Car en contrepartie, tous les candidats et candidates têtes de liste qui ont obtenu au moins 1 % des suffrages exprimés ou bénéficié de dons de personnes physiques, doivent déposer un compte de campagne. Ce compte de campagne retrace l’origine des recettes perçues et la nature des dépenses engagées en vue de l’élection. Il doit être en équilibre ou excédentaire et ne peut présenter un déficit. Il doit être déposé à la Commission nationale des comptes de campagne et des financements politiques au plus tard avant 18 heures le dixième vendredi suivant le premier tour de scrutin. Or, Mouslim Abdourahaman n’a pas déposé de compte de campagne, alors qu’il avait obtenu au moins 1 % des suffrages exprimés à l’issue du premier tour des sénatoriales le 24 septembre 2023.
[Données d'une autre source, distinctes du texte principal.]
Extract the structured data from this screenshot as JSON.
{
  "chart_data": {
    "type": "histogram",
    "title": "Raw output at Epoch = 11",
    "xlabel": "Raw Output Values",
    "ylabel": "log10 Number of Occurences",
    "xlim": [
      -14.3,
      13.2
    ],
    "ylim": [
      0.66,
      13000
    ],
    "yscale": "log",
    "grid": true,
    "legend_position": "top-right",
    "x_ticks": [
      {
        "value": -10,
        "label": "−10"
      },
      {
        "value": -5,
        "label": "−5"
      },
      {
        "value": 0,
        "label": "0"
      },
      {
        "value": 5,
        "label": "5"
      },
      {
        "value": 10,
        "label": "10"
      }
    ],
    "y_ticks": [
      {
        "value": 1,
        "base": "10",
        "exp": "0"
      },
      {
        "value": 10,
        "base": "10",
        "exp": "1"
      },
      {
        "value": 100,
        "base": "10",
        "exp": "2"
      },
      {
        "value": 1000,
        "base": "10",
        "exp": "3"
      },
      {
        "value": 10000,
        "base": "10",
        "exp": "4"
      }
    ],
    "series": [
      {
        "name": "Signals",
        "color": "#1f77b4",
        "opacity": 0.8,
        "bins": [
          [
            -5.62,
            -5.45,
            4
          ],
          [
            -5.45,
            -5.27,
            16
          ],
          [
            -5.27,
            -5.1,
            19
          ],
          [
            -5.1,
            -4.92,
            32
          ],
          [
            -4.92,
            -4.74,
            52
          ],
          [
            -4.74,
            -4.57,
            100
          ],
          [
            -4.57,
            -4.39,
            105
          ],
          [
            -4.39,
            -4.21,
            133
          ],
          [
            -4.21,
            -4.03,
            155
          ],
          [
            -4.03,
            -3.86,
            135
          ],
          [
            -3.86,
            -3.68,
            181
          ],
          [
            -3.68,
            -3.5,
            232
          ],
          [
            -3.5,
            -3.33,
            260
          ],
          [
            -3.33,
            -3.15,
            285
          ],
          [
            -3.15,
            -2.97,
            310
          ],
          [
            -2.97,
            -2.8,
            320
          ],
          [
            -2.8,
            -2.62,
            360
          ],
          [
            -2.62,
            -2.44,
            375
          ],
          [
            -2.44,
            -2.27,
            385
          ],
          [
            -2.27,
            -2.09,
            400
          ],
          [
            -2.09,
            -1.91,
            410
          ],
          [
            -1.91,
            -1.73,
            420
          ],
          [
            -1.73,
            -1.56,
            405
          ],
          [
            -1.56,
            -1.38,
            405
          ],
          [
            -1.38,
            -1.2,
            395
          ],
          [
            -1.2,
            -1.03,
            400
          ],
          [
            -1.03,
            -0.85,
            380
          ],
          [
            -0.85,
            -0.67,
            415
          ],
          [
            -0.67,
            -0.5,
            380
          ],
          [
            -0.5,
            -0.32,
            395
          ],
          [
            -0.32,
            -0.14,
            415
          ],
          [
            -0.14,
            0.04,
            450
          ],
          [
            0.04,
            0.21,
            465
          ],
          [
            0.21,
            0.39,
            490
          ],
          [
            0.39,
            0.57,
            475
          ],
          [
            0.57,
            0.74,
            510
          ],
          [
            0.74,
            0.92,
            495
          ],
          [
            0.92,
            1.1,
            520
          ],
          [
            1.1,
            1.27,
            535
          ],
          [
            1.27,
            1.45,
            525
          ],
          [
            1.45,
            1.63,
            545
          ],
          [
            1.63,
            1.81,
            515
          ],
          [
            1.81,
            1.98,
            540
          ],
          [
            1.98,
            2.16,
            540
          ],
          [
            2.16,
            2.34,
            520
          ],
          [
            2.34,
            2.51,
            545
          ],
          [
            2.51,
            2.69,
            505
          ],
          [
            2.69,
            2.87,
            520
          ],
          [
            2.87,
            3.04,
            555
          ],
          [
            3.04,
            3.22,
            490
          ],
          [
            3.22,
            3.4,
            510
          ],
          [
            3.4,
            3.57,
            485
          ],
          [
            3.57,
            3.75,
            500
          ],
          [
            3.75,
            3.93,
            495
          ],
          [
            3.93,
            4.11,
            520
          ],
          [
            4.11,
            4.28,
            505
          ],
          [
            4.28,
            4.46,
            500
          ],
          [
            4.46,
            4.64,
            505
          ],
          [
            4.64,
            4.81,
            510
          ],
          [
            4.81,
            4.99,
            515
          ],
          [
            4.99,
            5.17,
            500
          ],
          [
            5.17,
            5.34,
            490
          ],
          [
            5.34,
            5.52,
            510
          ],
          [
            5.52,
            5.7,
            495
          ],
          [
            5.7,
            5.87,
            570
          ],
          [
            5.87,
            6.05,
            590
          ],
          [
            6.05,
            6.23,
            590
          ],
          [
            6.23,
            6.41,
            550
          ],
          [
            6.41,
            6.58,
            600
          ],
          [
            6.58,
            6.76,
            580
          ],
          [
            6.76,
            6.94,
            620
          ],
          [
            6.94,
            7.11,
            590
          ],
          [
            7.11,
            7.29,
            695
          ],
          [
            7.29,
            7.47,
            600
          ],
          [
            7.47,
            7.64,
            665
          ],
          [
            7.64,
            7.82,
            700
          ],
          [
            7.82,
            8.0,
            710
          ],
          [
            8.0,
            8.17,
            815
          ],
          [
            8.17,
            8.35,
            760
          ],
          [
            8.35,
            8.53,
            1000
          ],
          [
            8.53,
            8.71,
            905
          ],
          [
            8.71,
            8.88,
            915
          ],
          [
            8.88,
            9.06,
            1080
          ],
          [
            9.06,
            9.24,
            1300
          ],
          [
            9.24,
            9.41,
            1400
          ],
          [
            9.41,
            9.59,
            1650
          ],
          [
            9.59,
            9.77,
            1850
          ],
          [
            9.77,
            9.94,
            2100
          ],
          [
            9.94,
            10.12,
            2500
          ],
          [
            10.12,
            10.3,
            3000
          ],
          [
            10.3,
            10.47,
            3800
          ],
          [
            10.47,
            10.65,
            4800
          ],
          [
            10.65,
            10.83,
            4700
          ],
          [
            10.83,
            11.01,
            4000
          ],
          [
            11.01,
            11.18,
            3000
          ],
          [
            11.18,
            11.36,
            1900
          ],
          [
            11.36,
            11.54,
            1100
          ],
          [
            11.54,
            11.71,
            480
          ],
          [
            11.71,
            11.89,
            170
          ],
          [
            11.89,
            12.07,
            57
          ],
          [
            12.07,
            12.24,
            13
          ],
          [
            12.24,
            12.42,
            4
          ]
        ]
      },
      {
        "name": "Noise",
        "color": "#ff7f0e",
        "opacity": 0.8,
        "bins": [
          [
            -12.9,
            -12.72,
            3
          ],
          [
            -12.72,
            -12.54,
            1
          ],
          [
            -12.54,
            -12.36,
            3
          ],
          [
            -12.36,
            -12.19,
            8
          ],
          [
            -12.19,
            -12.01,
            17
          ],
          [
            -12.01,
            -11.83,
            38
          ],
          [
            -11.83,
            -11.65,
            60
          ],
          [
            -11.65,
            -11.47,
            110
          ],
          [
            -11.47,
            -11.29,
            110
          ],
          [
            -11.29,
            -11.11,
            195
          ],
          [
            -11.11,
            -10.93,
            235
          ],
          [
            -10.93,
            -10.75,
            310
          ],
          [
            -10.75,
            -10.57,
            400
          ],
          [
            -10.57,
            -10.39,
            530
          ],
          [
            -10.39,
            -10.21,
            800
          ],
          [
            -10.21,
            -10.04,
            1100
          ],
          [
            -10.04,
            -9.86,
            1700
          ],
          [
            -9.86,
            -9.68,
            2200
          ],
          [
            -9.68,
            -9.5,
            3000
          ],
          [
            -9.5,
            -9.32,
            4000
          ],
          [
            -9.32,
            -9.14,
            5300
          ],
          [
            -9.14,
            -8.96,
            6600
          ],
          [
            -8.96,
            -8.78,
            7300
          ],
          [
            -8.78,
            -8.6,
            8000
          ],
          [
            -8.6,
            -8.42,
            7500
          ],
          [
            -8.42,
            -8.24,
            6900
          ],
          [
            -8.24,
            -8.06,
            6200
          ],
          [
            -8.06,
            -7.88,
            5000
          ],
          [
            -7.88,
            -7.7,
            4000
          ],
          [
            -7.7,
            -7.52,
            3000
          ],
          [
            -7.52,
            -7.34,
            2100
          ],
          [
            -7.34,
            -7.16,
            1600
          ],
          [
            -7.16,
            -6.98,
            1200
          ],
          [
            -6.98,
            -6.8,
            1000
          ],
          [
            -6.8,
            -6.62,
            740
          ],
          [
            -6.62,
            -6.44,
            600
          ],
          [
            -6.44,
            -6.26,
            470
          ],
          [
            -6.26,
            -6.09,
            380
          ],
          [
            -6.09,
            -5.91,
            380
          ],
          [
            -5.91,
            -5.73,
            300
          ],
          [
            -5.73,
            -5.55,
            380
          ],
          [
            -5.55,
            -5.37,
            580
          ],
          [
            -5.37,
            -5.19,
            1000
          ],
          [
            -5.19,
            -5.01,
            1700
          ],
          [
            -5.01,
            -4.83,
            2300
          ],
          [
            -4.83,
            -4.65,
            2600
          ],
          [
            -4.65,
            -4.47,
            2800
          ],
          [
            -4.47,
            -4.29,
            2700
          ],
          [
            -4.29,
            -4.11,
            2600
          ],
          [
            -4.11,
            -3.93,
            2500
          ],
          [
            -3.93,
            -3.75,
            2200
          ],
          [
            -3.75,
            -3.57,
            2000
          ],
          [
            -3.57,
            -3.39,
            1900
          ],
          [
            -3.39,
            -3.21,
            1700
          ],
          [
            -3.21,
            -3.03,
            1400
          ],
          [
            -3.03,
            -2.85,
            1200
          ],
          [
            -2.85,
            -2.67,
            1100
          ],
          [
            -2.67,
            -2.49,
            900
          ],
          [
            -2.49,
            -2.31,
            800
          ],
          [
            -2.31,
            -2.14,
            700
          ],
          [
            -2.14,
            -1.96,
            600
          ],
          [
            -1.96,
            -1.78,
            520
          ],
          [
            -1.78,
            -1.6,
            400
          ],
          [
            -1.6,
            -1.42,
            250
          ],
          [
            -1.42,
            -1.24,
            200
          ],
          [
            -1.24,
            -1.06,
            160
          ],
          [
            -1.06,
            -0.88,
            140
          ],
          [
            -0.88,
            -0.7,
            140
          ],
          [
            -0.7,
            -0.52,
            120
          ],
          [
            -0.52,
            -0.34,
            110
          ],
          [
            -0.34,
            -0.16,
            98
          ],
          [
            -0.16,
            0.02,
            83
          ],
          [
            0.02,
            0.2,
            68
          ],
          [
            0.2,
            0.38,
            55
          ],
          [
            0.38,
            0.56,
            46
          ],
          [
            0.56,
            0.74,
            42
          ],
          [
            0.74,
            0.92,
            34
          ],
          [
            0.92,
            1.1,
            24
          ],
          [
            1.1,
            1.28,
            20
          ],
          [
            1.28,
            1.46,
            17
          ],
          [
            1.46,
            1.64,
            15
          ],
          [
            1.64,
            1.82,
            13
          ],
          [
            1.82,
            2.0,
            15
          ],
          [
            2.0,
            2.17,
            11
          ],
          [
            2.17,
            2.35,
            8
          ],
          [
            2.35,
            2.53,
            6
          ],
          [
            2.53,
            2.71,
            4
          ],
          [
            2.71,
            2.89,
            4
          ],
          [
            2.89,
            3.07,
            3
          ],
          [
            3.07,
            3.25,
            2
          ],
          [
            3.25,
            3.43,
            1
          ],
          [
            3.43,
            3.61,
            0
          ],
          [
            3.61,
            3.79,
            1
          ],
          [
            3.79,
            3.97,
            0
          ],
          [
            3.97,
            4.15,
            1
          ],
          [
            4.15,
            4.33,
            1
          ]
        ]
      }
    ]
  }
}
La CNCCFP a donc saisi le Conseil constitutionnel comme c’est la règle, qui a statué lors de sa séance du 19 septembre 2024 présidée par Laurent Fabius : « M. Mouslim Abdourahaman est déclaré inéligible en application de l’article L.O. 136-1 du code électoral pour une durée de trois ans à compter de la présente décision ».
Un élu fâché avec les comptes quand il fait son marché
Il n’est pas le seul à tomber sous ce couperet, de nombreux autres candidats en France subissent le même sort, et à Mayotte, Siaka Mahamoudou, conseiller en insertion, et moins connu du paysage politique ici, est condamné à la même peine d’inéligibilité de 3 ans.
Si c’est un coup de tonnerre pour Mouslim Abdourahaman, c’est qu’il est également maire de la commune de Boueni. Pour autant, l’élu ne devrait pas être inquiété pour son actuel mandat, l’alinéa 2 de l’article cité ci-dessus précisant que « L’inéligibilité déclarée sur le fondement du présent article est prononcée pour une durée maximale de trois ans et s’applique à toutes les élections. Toutefois, elle n’a pas d’effet sur les mandats acquis antérieurement à la date de la décision. » Cela implique par contre qu’il ne pourra se représenter à sa propre succession lors des prochaines municipales en 2026.
Le maire avait d’ailleurs eu quelques soucis avec la justice puisque placé en garde à vue en février dernier à la suite d’un rapport de la Chambre régionale des comptes soulignant une « méconnaissance du code des marchés publics », avec des constats de saucissonnage de marchés pour éviter la mise en concurrence.